Pretty basic stuff, isn’t it? Pierre du Pont’s great insight, though, is that the managers of each of these three functions should hire very different people with distinctly different skills and backgrounds. In fact, the officers who manage these functions don’t necessarily need to know each other at all in order to tend to their own divisional business. They don’t need to work in the same location, or to mingle at company meetings. As long as the property development team is visiting prospective factory sites, the sales team is backslapping customers, and the plant management team is supervising factory operations, the firm should be able to achieve prosperity.
Thus, the performance of each function within this triumvirate can be judged on the basis of its own outcome statistic. Over the past century, many different versions of outcome statistics have been developed; for instance, here is a “common sense” example of a Return on Equity (ROE) indicator:
> The property development team’s goal is to maximize the amount of property developed in comparison to the size of the firm; thus, its goal is to maximize the value of the fraction Assets / Equity.
> The sales team’s goal is to maximize the amount of products that are shipped and sold from the factories that are constructed by the property development team; thus, its goal is to maximize the value of the fraction Sales / Assets.
> The plant management team’s goal is to minimize the cost and thus maximize the profits that are earned by producing the products that are shipped and sold; thus, its goal is to maximize the value of the fraction Profits / Sales.
What happens if we multiply these three fractions together? Well, the Assets & Sales numbers cancel out of the numerators and denominators, leaving us with the fraction Profits / Equity …
… which you might recognize as the investment community’s favorite statistic, Return on Equity (ROE)!
Pretty clever arithmetic, isn’t it? Because these three fractions are multiplied together to calculate ROE, we can immediately estimate how any changes in future business conditions might impact all three organizational functions, as well as the firm as a whole.
For instance, is the sales team slacking off? That wouldn’t impact the property development team’s fraction, but a decline in sales would obviously harm the sales team’s fraction … and it would likely damage the plant management team’s fraction as well. That’s because, due to a large portion of a manufactuer’s costs being fixed in nature, profits would likely drop more than sales on a percentage basis.
How badly would this impact ROE? Should investors be alarmed?
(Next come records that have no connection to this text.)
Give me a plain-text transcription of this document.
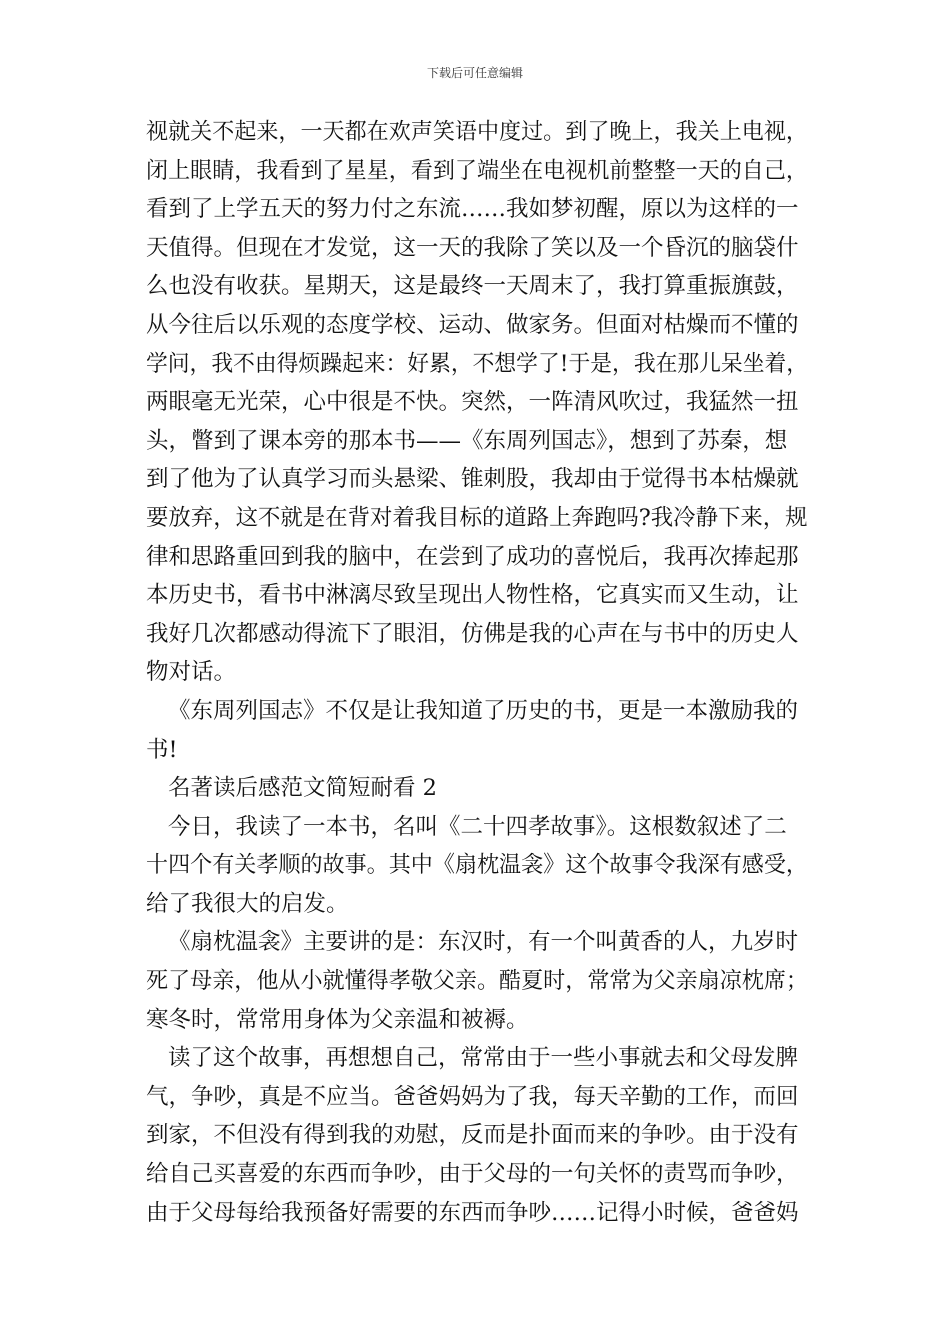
下载后可任意编辑
视就关不起来，一天都在欢声笑语中度过。到了晚上，我关上电视，
闭上眼睛，我看到了星星，看到了端坐在电视机前整整一天的自己，
看到了上学五天的努力付之东流……我如梦初醒，原以为这样的一
天值得。但现在才发觉，这一天的我除了笑以及一个昏沉的脑袋什
么也没有收获。星期天，这是最终一天周末了，我打算重振旗鼓，
从今往后以乐观的态度学校、运动、做家务。但面对枯燥而不懂的
学问，我不由得烦躁起来：好累，不想学了!于是，我在那儿呆坐着，
两眼毫无光荣，心中很是不快。突然，一阵清风吹过，我猛然一扭
头，瞥到了课本旁的那本书——《东周列国志》，想到了苏秦，想
到了他为了认真学习而头悬梁、锥刺股，我却由于觉得书本枯燥就
要放弃，这不就是在背对着我目标的道路上奔跑吗?我冷静下来，规
律和思路重回到我的脑中，在尝到了成功的喜悦后，我再次捧起那
本历史书，看书中淋漓尽致呈现出人物性格，它真实而又生动，让
我好几次都感动得流下了眼泪，仿佛是我的心声在与书中的历史人
物对话。
《东周列国志》不仅是让我知道了历史的书，更是一本激励我的
书!
名著读后感范文简短耐看 2
今日，我读了一本书，名叫《二十四孝故事》。这根数叙述了二
十四个有关孝顺的故事。其中《扇枕温衾》这个故事令我深有感受，
给了我很大的启发。
《扇枕温衾》主要讲的是：东汉时，有一个叫黄香的人，九岁时
死了母亲，他从小就懂得孝敬父亲。酷夏时，常常为父亲扇凉枕席；
寒冬时，常常用身体为父亲温和被褥。
读了这个故事，再想想自己，常常由于一些小事就去和父母发脾
气，争吵，真是不应当。爸爸妈妈为了我，每天辛勤的工作，而回
到家，不但没有得到我的劝慰，反而是扑面而来的争吵。由于没有
给自己买喜爱的东西而争吵，由于父母的一句关怀的责骂而争吵，
由于父母每给我预备好需要的东西而争吵……记得小时候，爸爸妈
On the back of an envelope, the CFO could easily multiply the three fractions together and estimate future ROE. In other words, by using these performance outcome statistics, the CFO could engage in a fair amount of instant analysis.
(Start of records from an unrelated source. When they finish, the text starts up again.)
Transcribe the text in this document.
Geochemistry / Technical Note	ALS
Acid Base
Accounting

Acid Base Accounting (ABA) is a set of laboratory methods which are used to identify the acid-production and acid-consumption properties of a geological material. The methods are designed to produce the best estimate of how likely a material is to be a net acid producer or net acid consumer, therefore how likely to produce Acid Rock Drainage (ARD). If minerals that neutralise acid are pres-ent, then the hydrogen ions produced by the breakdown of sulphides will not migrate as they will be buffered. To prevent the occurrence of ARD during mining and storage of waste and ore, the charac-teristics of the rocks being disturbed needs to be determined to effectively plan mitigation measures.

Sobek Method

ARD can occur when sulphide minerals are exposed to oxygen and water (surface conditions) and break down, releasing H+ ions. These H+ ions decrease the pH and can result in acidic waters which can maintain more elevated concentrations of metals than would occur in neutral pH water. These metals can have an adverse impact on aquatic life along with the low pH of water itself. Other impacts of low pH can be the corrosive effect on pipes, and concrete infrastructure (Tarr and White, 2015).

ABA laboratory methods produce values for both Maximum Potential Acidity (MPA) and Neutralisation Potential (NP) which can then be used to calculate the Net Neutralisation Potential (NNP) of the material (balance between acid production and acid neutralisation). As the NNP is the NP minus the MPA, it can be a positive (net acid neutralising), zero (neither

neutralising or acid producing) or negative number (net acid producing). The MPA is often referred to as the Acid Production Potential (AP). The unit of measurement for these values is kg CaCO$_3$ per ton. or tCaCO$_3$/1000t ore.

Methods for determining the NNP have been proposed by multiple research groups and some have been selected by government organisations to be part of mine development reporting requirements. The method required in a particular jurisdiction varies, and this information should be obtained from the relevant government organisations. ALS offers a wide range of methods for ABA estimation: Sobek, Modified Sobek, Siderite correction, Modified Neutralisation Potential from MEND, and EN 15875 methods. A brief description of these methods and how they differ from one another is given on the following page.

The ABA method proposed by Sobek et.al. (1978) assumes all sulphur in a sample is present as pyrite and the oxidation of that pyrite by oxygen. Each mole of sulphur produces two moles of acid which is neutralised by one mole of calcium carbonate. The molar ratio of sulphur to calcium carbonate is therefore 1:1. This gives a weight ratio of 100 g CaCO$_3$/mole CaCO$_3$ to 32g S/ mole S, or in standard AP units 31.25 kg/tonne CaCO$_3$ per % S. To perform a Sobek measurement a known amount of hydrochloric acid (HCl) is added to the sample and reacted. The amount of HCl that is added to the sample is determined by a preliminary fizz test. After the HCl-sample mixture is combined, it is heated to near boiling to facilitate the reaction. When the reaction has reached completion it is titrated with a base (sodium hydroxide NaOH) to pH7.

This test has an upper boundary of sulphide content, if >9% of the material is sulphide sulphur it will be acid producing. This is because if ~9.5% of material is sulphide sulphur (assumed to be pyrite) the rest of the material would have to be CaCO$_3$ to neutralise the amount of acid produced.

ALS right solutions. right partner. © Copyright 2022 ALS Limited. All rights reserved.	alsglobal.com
What if the members of the property development team protest that they deserve bonuses because they did their jobs well, despite the “screw ups” who are responsible for the other functions? That would necessitate a judgment call on the part of the CEO and CFO, but if the firm decides to reward them for their good work, they would be able to rely on these performance statistics to establish appropriate bonus levels.
Richard Kovacevich might indeed find this process asinine, and Rick Wagoner may not be particularly impressed by it either. Nevertheless, after a century of use in corporate settings, it is doubtful that performance indicators and stress tests will be fading into history any time soon.